The Allied victory in World War II gave birth to the ANZUS treaty. Friday this week marks 64 years since U.S. President Harry Truman ratified the ANZUS treaty. This treaty codified an alliance forged in the defense of freedom and human dignity.

And while our alliance is often defined in terms of the battles we’ve fought together, today, the alliance between the United States and Australia is about much, much more than security.

Just as U.S. companies are investing in Australia’s energy sector, the United States is investing in its relationship with Australia.

American and Australian technology pioneers will transform our societies. Americans, including me, flocked to Perth in December for WestTechFest, Unearthed, and associated events. In February, a great mob of Australians traveled to Silicon Valley for the inaugural Australia United States Business Week and the opening of Australia’s first innovation “landing pad.”

And, when we are talking about innovation, our cooperation on space exploration is innovation at its finest.
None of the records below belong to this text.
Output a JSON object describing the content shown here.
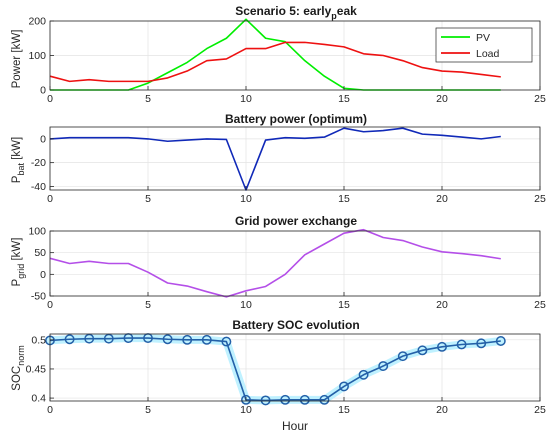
{
  "figure": {
    "xlabel": "Hour"
  },
  "chart_data": [
    {
      "type": "line",
      "title_main": "Scenario 5: early",
      "title_sub": "p",
      "title_tail": "eak",
      "ylabel": "Power [kW]",
      "xlim": [
        0,
        25
      ],
      "ylim": [
        0,
        200
      ],
      "xticks": [
        "0",
        "5",
        "10",
        "15",
        "20",
        "25"
      ],
      "yticks": [
        "0",
        "100",
        "200"
      ],
      "legend_position": "top-right",
      "x": [
        0,
        1,
        2,
        3,
        4,
        5,
        6,
        7,
        8,
        9,
        10,
        11,
        12,
        13,
        14,
        15,
        16,
        17,
        18,
        19,
        20,
        21,
        22,
        23
      ],
      "series": [
        {
          "name": "PV",
          "color": "#00ee00",
          "values": [
            0,
            0,
            0,
            0,
            0,
            20,
            50,
            80,
            120,
            150,
            205,
            150,
            140,
            85,
            40,
            5,
            0,
            0,
            0,
            0,
            0,
            0,
            0,
            0
          ]
        },
        {
          "name": "Load",
          "color": "#ee1111",
          "values": [
            40,
            25,
            30,
            25,
            25,
            25,
            35,
            55,
            85,
            90,
            120,
            120,
            138,
            138,
            132,
            125,
            105,
            100,
            85,
            65,
            55,
            52,
            45,
            38
          ]
        }
      ]
    },
    {
      "type": "line",
      "title_main": "Battery power (optimum)",
      "ylabel_main": "P",
      "ylabel_sub": "bat",
      "ylabel_tail": " [kW]",
      "xlim": [
        0,
        25
      ],
      "ylim": [
        -43,
        10
      ],
      "xticks": [
        "0",
        "5",
        "10",
        "15",
        "20",
        "25"
      ],
      "yticks": [
        "0",
        "-20",
        "-40"
      ],
      "x": [
        0,
        1,
        2,
        3,
        4,
        5,
        6,
        7,
        8,
        9,
        10,
        11,
        12,
        13,
        14,
        15,
        16,
        17,
        18,
        19,
        20,
        21,
        22,
        23
      ],
      "series": [
        {
          "color": "#1029b8",
          "values": [
            0,
            1,
            1,
            1,
            1,
            0,
            -2,
            -1,
            0,
            -0.5,
            -43,
            -1,
            1,
            0.5,
            1.5,
            9,
            6,
            7,
            9,
            4,
            3,
            1.5,
            0,
            2
          ]
        }
      ]
    },
    {
      "type": "line",
      "title_main": "Grid power exchange",
      "ylabel_main": "P",
      "ylabel_sub": "grid",
      "ylabel_tail": " [kW]",
      "xlim": [
        0,
        25
      ],
      "ylim": [
        -50,
        100
      ],
      "xticks": [
        "0",
        "5",
        "10",
        "15",
        "20",
        "25"
      ],
      "yticks": [
        "100",
        "50",
        "0",
        "-50"
      ],
      "x": [
        0,
        1,
        2,
        3,
        4,
        5,
        6,
        7,
        8,
        9,
        10,
        11,
        12,
        13,
        14,
        15,
        16,
        17,
        18,
        19,
        20,
        21,
        22,
        23
      ],
      "series": [
        {
          "color": "#b44fe8",
          "values": [
            37,
            25,
            30,
            25,
            25,
            5,
            -20,
            -27,
            -40,
            -52,
            -38,
            -28,
            0,
            45,
            70,
            95,
            103,
            85,
            78,
            63,
            52,
            48,
            43,
            36
          ]
        }
      ]
    },
    {
      "type": "line",
      "title_main": "Battery SOC evolution",
      "ylabel_main": "SOC",
      "ylabel_sub": "norm",
      "ylabel_tail": "",
      "xlim": [
        0,
        25
      ],
      "ylim": [
        0.395,
        0.51
      ],
      "xticks": [
        "0",
        "5",
        "10",
        "15",
        "20",
        "25"
      ],
      "yticks": [
        "0.5",
        "0.45",
        "0.4"
      ],
      "glow_color": "#b8f0ff",
      "x": [
        0,
        1,
        2,
        3,
        4,
        5,
        6,
        7,
        8,
        9,
        10,
        11,
        12,
        13,
        14,
        15,
        16,
        17,
        18,
        19,
        20,
        21,
        22,
        23
      ],
      "series": [
        {
          "color": "#2360a8",
          "values": [
            0.499,
            0.501,
            0.502,
            0.502,
            0.503,
            0.503,
            0.501,
            0.5,
            0.5,
            0.497,
            0.397,
            0.396,
            0.397,
            0.397,
            0.397,
            0.42,
            0.44,
            0.455,
            0.472,
            0.482,
            0.488,
            0.492,
            0.494,
            0.498
          ]
        }
      ]
    }
  ]
}
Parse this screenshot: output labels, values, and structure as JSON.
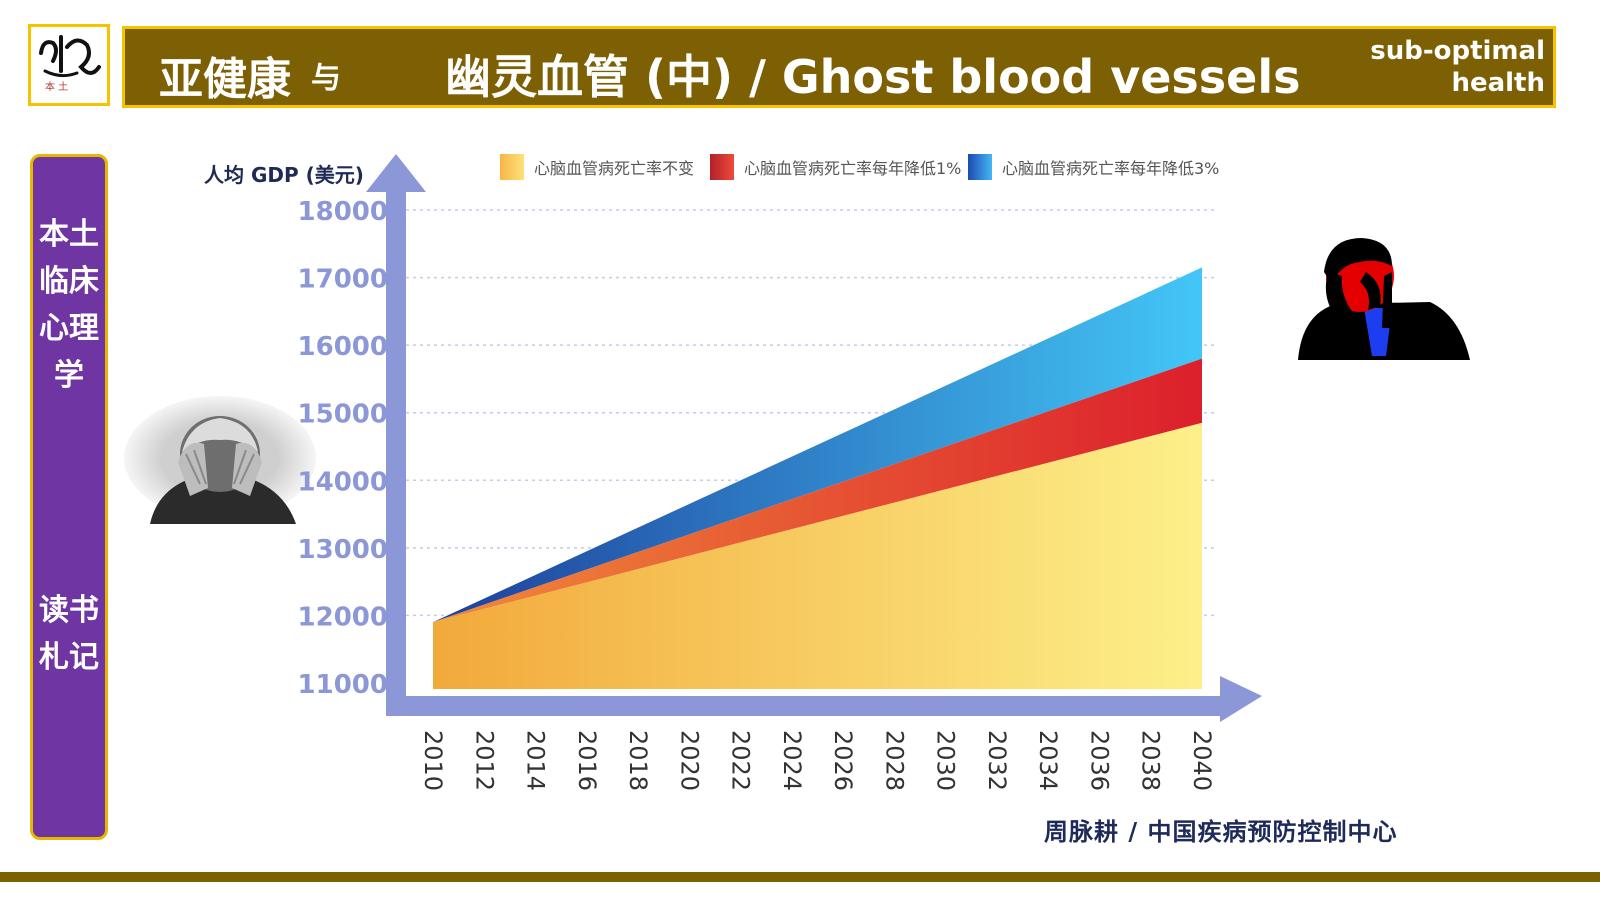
{
  "logo": {
    "small_text": "本  土"
  },
  "header": {
    "title_cn": "亚健康",
    "title_and": "与",
    "title_main": "幽灵血管 (中) / Ghost blood vessels",
    "title_en": "sub-optimal health"
  },
  "sidebar": {
    "line1": "本土临床心理学",
    "line2": "读书札记"
  },
  "credit": "周脉耕 / 中国疾病预防控制中心",
  "chart_data": {
    "type": "area",
    "ylabel": "人均 GDP (美元)",
    "ylim": [
      11000,
      18000
    ],
    "yticks": [
      11000,
      12000,
      13000,
      14000,
      15000,
      16000,
      17000,
      18000
    ],
    "x": [
      2010,
      2040
    ],
    "xticks": [
      2010,
      2012,
      2014,
      2016,
      2018,
      2020,
      2022,
      2024,
      2026,
      2028,
      2030,
      2032,
      2034,
      2036,
      2038,
      2040
    ],
    "legend_position": "top",
    "series": [
      {
        "name": "心脑血管病死亡率不变",
        "start": 11900,
        "end": 14850,
        "color": "#f7b548"
      },
      {
        "name": "心脑血管病死亡率每年降低1%",
        "start": 11900,
        "end": 15800,
        "color": "#e0393a"
      },
      {
        "name": "心脑血管病死亡率每年降低3%",
        "start": 11900,
        "end": 17150,
        "color": "#3a8ee0"
      }
    ],
    "grid": true
  }
}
NASA has invested $100 million dollars in Tidbinbilla over the last two years in preparation for the Mission to Mars. American and Australian scientists will not only put humans on Mars; they will advance technology by leaps and bounds. This technology will power our industries into the future.

A future marked by greater integration and freer trade. Led by our free trade agreement, the AUSFTA, and the energy sector, we have built a $1 trillion dollar economic relationship between the United States and Australia. This tremendous figure is poised to grow even larger with the approval of the TPP by all 12 partner countries, and further fueled by innovation and mutual investment.

From energy to environment, from security to outer space, we cooperate on everything. Our countries and our region are stronger for it. All of you are part of it. Our alliance is an alliance for the innovation, investment, and growth that will underpin stability and prosperity in the 21st century.

Thank you. I look forward to our discussion.